Publicado el 26.Abr.2019

Uno más uno es igual a tres

Charla con el artista Gastón Pérsico

Tiempo atrás William Burroughs y Brion Gysin formularon un concepto que ponía en escena otra forma de concebir a las producciones, otorgándole un carácter activo. Así surge la noción de “tercera mente”, la cual vendría a ser el resultado de la unión del trabajo entre dos personas, que se independiza pasando a ser un producto autónomo. No se trata de la consecuencia de la suma de dos cuerpos/mentes, sino del nacimiento de un nuevo objeto producto de un nuevo autor que esta tercera entidad o tercera mente.

Esta idea es la que retomó el artista Gastón Pérsico a la hora de producir, poniendo en tensión dos o más elementos, relacionándolos de forma dialéctica para obtener un contenido inédito (la obra). Como sería el caso del proyecto Heavy Mental (2004-2017), que consiste en un diálogo entre el Metal (el género musical) y la filosofía contemporánea con textos de Michel Foucault, George Bataille, Deleuze y Guattari. Según Gastón, esta obra estaba regida por “la idea de cruzar dos universos que parecían ser incompatibles”. 

Así generó las primeras obras gráficas de este proyecto: los nombres de los filósofos escritos con las tipografías que caracterizan al Metal. Más adelante, grabó un disco junto a tres bandas de Metal con fragmentos de los textos. Así las frases de Vigilar y castigar de Foucault fueron interpretadas por el grupo Insurrección; Mil mesetas de Deleuze y Guattari por Exoce; y La experiencia interior de Bataille por Sacred Thrash. De esta manera, mediante “Heavy Mental Records”, logró que la filosofía sonara a través de guitarras distorsionadas, baterías densas y voces agudas.

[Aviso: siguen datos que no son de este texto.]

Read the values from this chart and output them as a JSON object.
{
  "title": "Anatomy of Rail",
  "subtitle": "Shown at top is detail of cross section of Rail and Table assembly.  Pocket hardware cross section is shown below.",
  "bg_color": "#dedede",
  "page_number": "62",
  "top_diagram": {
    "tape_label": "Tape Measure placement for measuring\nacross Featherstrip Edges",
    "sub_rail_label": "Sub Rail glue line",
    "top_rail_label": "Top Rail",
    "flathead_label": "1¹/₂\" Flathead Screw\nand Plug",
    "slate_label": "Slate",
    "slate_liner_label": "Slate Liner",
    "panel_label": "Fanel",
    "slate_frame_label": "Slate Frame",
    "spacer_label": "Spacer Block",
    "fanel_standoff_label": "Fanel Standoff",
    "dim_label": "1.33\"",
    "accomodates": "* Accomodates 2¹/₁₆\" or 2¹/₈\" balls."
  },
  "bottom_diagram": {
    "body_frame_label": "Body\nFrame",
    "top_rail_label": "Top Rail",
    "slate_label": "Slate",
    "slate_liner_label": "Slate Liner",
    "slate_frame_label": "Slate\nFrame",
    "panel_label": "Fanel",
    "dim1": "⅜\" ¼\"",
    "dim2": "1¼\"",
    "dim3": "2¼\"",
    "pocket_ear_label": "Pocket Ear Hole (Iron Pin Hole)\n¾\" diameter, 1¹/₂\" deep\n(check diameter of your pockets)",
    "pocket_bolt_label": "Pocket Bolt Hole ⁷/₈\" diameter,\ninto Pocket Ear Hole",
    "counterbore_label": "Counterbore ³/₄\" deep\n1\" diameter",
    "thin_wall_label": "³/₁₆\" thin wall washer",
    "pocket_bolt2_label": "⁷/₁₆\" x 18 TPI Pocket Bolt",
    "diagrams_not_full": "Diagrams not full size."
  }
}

Por otro lado, en La música es mi casa (MALBA, 2017), trabajó con letras de música house recitadas como poemas, que se escuchaban desde los parlantes del espacio. La instalación se completaba con una serie de objetos escultóricos y pictóricos minimalistas, que aludían visualmente a diversos elementos del mundo musical. Con esto el artista buscó “generar situaciones espaciales, vinculadas a cómo la música es percibida en ambientes colectivos, tanto por los oídos como por el resto del cuerpo, generando una experiencia individual y grupal”.  Así, La música es mi casa terminó evocando la presencia de algo que en apariencia estaba ausente.